Classy Shak cruises to win over McIntyre
SHAKAN Pitters, the lofty former British light-heavyweight champ, is back in business.
The Birmingham talent nudged his career back on track with landslide, eight round victory over Joel McIntyre on Boxxer’s major Saturday night bill at Resorts Word Arena.
It was a no frills, functional win – 80-72 – built around Shak’s long left lead: the man has such a phenomenal reach, he could throw that jab from another county and still connect. It’s slung with precision, too.
Pitters can now climb back to the domestic game’s big time.

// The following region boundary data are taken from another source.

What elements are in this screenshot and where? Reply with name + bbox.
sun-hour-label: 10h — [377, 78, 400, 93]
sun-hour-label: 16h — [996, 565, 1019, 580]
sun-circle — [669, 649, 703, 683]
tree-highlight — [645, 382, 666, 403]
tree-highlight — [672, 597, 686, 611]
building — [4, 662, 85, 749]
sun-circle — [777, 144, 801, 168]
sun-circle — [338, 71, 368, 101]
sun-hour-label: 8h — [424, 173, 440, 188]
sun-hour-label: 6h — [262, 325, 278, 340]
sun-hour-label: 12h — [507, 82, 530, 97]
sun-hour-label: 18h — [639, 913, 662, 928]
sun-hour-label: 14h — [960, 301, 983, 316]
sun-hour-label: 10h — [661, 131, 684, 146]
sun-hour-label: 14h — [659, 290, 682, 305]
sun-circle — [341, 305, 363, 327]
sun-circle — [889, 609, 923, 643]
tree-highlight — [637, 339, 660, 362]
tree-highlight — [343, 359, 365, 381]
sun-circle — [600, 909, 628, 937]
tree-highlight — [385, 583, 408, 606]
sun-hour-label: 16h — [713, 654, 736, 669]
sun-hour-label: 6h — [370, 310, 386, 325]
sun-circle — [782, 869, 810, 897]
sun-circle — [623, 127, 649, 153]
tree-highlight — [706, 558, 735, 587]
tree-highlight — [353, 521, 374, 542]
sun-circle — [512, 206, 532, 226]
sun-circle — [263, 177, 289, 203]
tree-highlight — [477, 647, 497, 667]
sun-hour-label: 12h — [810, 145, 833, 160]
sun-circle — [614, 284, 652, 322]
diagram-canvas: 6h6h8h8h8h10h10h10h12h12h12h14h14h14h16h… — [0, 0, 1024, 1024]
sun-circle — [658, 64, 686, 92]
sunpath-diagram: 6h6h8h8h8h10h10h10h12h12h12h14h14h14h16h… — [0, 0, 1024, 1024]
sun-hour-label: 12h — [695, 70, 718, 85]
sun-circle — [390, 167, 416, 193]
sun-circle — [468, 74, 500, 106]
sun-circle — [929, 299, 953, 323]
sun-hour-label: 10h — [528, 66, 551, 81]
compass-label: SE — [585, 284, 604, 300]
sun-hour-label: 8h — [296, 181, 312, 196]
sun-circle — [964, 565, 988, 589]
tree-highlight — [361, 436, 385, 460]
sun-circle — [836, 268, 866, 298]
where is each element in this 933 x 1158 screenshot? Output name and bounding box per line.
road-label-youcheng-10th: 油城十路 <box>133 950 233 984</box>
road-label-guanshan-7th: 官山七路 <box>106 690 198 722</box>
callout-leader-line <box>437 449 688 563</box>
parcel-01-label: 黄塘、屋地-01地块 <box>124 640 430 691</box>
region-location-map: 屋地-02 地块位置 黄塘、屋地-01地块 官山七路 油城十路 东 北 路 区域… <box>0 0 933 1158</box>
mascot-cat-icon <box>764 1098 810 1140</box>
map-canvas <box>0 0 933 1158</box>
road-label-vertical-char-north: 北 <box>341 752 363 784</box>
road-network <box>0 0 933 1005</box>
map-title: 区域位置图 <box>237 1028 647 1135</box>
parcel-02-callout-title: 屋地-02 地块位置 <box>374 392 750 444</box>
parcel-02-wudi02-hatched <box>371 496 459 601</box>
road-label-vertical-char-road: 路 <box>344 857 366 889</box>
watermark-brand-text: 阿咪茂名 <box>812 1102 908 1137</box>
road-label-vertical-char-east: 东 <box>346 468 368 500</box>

And I’m pleased for the boxer from a fighting family: he’s a thoroughly pleasant individual, a class act inside and outside the ropes who embraces community work.
He took a gamble against McIntyre, a heavy handed former English champ from Portsmouth, and it paid off.
Joel threatened, but as in his March title loss to Ricky Summers, failed to let the punches go.
And Shakan appeared to box within himself. If McIntyre had attempted to go for broke, Pitters would’ve opened the throttle.
As it was, he didn’t need to. He was in cruise control throughout.
Manager Jon Pegg pointed out afterwards: “Why get out of second gear when you don’t have to.
“Shakan went to war with Craig Richards (a stoppage defeat in defence of his British title) and got no credit for it.”
That sums it up. Shak didn’t take chances because he didn’t need to take chances.
Against McIntyre, Pitters kept pumping out the jab, sometimes doubling and trebling the shot. As the bout wore on 33-year-old Shak began to open up more, raking right hands came into play.
In the final round, McIntyre drove his opponent to the ropes, only to be caught coming in by a lead and right hook to the body. It was classy stuff.
Joel is no slouch, yet Pitters appeared quite a few notches above him. That shows he’s still a force.
Shakan, once one of British boxing’s brightest lights, is shining again.